Pochete é um item super prático. Quando estou com uma calça que tem bolso pequeno, a pochete entra em cena e cumpre sua função com louvor. Se a bermuda não tem bolso, sem problemas! Saco minha pochete e a vida segue. Onde carregarei chaves, carteira, pen drive, óculos, celular e todas tranqueiras que normalmente vão nos meus bolsos? Naquela útil bolsinha amarrada na cintura. E quando estou com preguiça de prender ela abaixo do umbigo, carrego no ombro, a tiracolo. Sem nenhum constrangimento, sigo minha vida com minha pochete. Feliz como só eu consigo ser.

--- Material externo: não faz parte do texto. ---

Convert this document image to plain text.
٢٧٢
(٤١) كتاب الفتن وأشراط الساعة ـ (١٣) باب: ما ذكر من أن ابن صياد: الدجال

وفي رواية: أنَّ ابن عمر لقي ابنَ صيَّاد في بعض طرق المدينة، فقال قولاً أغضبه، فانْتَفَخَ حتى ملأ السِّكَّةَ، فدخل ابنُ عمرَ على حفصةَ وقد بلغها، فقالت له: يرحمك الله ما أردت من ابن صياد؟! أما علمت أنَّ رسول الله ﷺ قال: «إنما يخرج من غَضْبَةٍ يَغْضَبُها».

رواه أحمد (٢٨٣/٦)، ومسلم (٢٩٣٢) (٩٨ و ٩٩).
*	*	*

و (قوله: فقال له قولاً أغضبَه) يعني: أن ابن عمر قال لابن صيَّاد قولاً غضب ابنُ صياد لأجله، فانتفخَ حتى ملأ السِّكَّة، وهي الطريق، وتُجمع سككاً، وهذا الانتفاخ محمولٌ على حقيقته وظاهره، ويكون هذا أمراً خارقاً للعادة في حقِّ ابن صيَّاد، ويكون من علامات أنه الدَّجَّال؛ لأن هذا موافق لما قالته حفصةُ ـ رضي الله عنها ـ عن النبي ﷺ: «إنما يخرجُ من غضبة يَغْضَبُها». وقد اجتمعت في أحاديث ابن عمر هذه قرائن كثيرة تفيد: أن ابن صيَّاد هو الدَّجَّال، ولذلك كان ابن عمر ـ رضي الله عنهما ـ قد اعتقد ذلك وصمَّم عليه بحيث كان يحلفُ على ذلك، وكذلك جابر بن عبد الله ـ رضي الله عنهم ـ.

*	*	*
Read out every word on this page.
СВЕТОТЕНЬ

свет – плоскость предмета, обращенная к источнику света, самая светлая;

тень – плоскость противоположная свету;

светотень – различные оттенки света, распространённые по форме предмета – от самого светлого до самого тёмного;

É preciso dizer que os embates existem. Já tive namorada que fez cara feia e ameaçou terminar o relacionamento. Já tive amigas que perguntaram o porquê de usar uma pochete. Já virei chacota em uma rodinha de conhecidas. O problema é que a facilidade que a pochete proporciona é maior do que as pequenas pedras no caminho. Chegar na casa de alguém, tirar a pochete e, na hora de ir embora, pegá-la sem o receio de ter deixado algo para trás tem um preço inestimável. Não ficar preocupado se a chave ficou para um lado, a caneta para outro e o celular em outro é o que importa nessa hora.
E, cá entre nós, a pochete é muito mais prática e confortável do que as bolsas femininas. Bolsa é grande, bolsa pesa, bolsa pode ser de um espalhafato de ruborizar até mesmo a Lady Gaga. Não sei por que diabos as mulheres implicam com as discretas pochetes quando parecem nômades carregando tudo quanto é badulaque em suas bolsas. Falta coerência nessa cobrança aí, né?
Na adolescência, quando nossa insegurança bate na estratosfera, eu ainda me preocupava com a opinião alheira – em especial, a feminina. Me esforçava para ficar o mais próximo do convencional. Mas eu não tinha muito cacoete para isso. A excentricidade estilística me seduziu cedo. Com o passar do tempo, a coisa fica mais tranquila ainda. A idade chega e essas preocupações imberbes se transformam em simples memória. Não deixo de usar nada que me faça sentir melhor ou mais confortável por que vão achar brega. Louco é quem me diz que não é feliz, como os Mutantes me ensinaram muito bem.
E eu preciso comprar uma nova pois o zíper da minha está nas últimas. Você teria alguma dica de onde posso comprar uma pochete astral novinha?